Article Text

SAT0626 Metacarpophalangeal joint swelling in psoriatic arthritis: what does it mean?
  1. C Macía1,
  2. S Falcao2,
  3. M Gutierrez3,
  4. J Medina4,
  5. HB Hammer5,
  6. E De Miguel6
  1. 1Rheumatology, Hospital Universitario Severo Ochoa, Madrid, Spain
  2. 2Rheumatology, Chronic Diseases Study Center (CEDOC), NOVA Medical School, UNL, Lisboa, Portugal
  3. 3Rheumatology, Division of Musculoskeletal and Rheumatic Disorders. Instituto Nacional de Rehabilitaciόn, Mexico City, Mexico
  4. 4Rheumatology, Hospital Clínico Universitario, Valladolid, Spain
  5. 5Rheumatology, Diakonhjemmet Hospital, Oslo, Norway
  6. 6Rheumatology, Hospital Universitario la Paz, Madrid, Spain


Background Clinical metacarpophalangeal joint (MCPj) swelling is a frequent finding in psoriatic arthritis (PsA). It is assumed to be caused by intra-articular synovitis (IAS). However, ultrasound (US) have also demonstrated in PsA peritenon inflammation of the extensor digitorum tendon (PTI).To date the data about the significance of this two lesions (IAS and PTI) in MCPj swelling are sparse.

Objectives Our objective was to explore PTI and IAS as the cause of clinical MCPj swelling in PsA patients.

Methods 27 consecutive non selected PsA patients, fulfilling CASPAR criteria, with clinical involvement of at least one 2nd to 5th MCPj were included. A MyLab 70 XVG machine, Esaote, Genova, Italy, with a greyscale (GS) 13 MHz probe, and a 7.1 MHz power Doppler (PD) frequency (PRF 750 Hz, Gain 60) was used. Videos (3–5 sec) of each MCPj 2nd to 5th of both hands in transversal and longitudinal views were obtained for central reader analysis, scoring US as presence or absence in GS and PD of: 1) PTI (defined as an hypoechoic swelling of the soft tissue surrounding the extensor tendon at MCPj level with or without PD) and 2) IAS (OMERACT definition). US pathology for each joint and lesion was defined as at least three of five central readers having the same score. SPSS analysis was performed for frequencies, percentage of agreement and Cohen's Kappa test.
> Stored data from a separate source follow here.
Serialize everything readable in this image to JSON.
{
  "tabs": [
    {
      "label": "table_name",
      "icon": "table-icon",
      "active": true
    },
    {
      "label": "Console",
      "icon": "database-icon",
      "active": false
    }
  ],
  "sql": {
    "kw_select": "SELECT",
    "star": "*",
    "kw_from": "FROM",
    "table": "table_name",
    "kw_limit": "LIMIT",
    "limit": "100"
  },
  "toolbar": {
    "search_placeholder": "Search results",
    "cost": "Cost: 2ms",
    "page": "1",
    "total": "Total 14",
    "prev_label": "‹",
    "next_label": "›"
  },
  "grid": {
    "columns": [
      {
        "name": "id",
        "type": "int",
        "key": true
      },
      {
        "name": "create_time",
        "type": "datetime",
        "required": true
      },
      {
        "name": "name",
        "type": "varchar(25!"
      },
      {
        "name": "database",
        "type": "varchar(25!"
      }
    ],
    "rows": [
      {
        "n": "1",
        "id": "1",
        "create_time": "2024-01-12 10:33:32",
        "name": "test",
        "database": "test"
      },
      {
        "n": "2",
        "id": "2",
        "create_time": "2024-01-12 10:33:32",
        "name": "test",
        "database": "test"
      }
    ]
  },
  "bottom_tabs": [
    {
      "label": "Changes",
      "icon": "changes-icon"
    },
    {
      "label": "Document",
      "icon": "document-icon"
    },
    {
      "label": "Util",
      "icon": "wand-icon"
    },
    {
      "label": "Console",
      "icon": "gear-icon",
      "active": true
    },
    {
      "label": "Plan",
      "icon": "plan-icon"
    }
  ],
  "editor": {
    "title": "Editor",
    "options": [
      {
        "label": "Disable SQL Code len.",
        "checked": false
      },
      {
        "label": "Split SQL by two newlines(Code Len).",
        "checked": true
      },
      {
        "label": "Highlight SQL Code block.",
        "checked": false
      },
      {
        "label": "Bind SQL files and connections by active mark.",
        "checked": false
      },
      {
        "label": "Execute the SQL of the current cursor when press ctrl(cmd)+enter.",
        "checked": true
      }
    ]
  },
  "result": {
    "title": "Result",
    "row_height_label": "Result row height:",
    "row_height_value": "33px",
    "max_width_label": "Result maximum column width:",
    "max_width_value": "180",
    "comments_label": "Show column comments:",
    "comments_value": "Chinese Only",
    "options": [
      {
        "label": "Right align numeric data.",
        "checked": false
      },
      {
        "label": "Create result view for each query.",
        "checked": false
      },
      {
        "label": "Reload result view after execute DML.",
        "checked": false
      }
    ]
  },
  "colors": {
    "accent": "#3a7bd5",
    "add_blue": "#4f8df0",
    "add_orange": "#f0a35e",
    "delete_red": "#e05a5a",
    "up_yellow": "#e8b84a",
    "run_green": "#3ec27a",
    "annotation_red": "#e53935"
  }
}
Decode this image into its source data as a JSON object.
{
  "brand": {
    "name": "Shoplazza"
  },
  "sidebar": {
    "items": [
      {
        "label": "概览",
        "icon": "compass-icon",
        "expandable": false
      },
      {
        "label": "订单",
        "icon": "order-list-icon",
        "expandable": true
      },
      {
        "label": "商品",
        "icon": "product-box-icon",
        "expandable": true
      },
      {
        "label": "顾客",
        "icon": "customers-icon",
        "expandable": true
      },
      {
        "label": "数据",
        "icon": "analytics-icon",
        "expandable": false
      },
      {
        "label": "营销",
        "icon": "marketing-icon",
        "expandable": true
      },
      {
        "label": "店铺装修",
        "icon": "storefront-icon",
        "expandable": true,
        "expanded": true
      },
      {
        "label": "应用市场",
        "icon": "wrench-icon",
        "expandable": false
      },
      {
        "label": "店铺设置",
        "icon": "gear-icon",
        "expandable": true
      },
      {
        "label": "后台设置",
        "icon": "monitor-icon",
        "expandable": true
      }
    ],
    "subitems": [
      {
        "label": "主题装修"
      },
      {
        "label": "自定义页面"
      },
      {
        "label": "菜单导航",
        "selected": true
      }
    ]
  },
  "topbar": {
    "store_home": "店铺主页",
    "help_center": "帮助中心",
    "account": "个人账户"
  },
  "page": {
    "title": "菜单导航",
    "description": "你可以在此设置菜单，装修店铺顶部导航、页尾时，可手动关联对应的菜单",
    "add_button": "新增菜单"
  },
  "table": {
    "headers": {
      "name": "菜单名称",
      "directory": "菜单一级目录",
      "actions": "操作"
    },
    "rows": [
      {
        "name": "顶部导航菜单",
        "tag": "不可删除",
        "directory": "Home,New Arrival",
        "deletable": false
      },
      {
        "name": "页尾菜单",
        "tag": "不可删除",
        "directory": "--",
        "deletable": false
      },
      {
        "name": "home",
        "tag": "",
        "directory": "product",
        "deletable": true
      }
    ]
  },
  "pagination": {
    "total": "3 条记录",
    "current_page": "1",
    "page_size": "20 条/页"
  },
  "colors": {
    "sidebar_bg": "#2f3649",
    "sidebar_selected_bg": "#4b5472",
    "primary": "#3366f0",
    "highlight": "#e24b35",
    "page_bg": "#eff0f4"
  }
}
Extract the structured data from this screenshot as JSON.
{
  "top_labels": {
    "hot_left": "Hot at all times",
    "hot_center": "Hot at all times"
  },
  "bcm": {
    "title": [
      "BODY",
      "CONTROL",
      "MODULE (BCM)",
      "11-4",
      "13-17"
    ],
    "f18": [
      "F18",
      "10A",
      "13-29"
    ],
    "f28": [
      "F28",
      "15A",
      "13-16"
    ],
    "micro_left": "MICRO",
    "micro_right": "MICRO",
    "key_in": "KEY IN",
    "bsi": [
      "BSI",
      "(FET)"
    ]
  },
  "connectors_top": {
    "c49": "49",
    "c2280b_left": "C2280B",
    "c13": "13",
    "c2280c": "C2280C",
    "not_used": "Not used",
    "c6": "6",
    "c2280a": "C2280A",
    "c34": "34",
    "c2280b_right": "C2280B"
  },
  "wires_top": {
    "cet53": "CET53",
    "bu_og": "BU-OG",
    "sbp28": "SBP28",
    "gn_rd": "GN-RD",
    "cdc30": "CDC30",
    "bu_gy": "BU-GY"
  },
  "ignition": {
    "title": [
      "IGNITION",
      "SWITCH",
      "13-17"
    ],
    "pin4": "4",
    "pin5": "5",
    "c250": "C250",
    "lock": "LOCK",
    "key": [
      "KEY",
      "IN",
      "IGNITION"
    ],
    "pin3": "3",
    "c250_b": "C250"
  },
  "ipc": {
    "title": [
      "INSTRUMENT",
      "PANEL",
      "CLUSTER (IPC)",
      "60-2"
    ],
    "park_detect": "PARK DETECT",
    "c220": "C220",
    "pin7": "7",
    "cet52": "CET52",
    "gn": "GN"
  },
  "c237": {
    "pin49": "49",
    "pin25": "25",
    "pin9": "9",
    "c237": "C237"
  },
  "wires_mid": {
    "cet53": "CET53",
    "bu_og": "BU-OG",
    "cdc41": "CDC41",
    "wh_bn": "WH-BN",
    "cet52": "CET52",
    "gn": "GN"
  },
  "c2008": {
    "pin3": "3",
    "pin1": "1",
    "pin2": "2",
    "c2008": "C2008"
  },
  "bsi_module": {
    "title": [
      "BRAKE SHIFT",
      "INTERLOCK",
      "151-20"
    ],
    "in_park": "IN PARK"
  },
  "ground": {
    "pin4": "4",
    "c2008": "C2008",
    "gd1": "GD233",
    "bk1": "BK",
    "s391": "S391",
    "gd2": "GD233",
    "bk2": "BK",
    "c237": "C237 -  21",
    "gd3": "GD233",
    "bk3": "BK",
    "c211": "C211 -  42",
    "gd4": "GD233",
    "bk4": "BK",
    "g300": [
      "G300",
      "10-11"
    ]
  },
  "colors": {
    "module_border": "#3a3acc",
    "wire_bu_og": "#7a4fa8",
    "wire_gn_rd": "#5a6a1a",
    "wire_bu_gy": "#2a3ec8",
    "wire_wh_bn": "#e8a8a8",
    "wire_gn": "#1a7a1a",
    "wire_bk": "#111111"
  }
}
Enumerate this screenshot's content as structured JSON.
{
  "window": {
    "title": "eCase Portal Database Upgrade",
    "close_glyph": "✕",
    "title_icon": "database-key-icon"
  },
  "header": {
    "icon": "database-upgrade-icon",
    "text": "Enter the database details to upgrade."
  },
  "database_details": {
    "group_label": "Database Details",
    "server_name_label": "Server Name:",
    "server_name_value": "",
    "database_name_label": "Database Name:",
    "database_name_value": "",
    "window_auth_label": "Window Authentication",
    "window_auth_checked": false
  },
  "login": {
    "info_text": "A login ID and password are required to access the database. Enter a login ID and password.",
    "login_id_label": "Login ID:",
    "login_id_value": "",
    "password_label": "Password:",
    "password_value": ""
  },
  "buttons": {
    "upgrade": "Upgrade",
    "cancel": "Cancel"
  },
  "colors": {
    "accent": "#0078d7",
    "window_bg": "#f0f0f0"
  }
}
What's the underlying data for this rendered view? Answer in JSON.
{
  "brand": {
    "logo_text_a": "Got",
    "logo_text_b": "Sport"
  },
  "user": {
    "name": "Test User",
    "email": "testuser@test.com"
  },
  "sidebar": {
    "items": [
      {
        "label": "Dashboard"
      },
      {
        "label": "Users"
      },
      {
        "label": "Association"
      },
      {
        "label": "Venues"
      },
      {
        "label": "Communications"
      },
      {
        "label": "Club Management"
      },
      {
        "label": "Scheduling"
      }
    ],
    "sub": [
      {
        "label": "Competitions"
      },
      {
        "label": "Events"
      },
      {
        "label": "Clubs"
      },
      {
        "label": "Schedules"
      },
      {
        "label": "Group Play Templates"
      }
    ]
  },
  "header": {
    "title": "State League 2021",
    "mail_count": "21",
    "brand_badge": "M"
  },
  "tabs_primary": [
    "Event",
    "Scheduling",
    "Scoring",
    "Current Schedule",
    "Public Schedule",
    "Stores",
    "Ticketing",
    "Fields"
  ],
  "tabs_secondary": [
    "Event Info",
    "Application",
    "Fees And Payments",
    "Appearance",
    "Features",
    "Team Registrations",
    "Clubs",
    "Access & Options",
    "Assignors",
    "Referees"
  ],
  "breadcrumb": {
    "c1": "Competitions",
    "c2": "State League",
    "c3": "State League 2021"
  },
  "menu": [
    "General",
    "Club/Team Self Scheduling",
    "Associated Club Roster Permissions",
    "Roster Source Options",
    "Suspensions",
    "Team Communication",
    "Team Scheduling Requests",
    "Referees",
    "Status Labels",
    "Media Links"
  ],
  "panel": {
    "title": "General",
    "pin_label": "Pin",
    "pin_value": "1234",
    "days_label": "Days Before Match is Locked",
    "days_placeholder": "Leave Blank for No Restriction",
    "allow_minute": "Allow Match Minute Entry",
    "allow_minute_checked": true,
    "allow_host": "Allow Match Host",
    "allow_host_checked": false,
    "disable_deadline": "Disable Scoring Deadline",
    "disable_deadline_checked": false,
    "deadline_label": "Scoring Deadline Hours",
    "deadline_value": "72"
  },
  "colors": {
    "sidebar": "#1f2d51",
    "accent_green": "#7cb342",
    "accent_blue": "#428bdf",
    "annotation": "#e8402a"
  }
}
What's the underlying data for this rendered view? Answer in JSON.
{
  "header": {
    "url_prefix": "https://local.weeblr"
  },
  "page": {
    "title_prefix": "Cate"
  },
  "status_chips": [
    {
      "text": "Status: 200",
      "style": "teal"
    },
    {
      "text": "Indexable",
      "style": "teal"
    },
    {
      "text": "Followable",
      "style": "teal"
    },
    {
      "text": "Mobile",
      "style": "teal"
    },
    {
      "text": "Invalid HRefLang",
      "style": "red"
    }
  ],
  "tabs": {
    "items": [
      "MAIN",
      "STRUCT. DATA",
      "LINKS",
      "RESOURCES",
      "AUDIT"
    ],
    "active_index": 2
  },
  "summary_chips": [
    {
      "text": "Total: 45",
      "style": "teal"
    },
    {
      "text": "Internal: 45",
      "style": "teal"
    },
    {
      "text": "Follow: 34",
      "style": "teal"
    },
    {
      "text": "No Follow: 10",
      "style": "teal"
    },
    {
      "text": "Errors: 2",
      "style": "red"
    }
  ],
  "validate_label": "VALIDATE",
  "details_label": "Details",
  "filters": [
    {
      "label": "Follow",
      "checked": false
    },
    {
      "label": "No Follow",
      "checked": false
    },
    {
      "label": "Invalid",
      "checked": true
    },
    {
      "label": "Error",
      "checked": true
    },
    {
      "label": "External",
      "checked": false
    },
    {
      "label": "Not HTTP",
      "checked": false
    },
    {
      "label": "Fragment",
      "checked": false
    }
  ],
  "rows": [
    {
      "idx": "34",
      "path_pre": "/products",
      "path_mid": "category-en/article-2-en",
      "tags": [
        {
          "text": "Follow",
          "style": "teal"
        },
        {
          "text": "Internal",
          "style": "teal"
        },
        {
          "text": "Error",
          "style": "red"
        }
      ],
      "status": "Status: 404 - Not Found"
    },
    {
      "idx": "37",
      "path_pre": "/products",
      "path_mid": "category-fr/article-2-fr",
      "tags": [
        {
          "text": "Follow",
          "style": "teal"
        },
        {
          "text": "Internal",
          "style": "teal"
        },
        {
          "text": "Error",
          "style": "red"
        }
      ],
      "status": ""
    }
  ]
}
Results 27 PsA patients with a mean (SD) age of 56 (11) years and disease duration 109 (101) months were included. Isolated peripheral involvement was present in 21 patients (78%) and 6 (22%) had both axial and peripheral affection. Mean (SD) CRP level was 8.3 (8.2) mg/l and ESR 21.9 (19.3) mm. The mean DAS28 ESR was 3.88 (1.23). Psoriasis involvement included skin and nails in 15 (55.5%) of the patients.

A total of 216 MCPj were examined, with 60 (27,7%) being clinically swollen. The figure illustrates the agreement between clinical and US assessments, and the table shows the kappa values for the agreements. PTI in at least one MCPj was found in 19/27 patients (70%) with a total of 41/216 locations (19%) in GS. For IAS, there was GS in at least one MCPj in 23/27 patients (85%) with a total of 63/216 locations (29%). 28 of 41 (68.3%) joints had both PTI and IAS.

Table 1.

US findings versus Clinical joint swelling

Conclusions Our study identifies two different US lesions (IAS and PTI) causing clinical joint swelling. PTI is near as frequent as IAS as a cause of MCPj swelling, and future studies are necessary to explore the added value of assessing PTI for prognosis or treatment.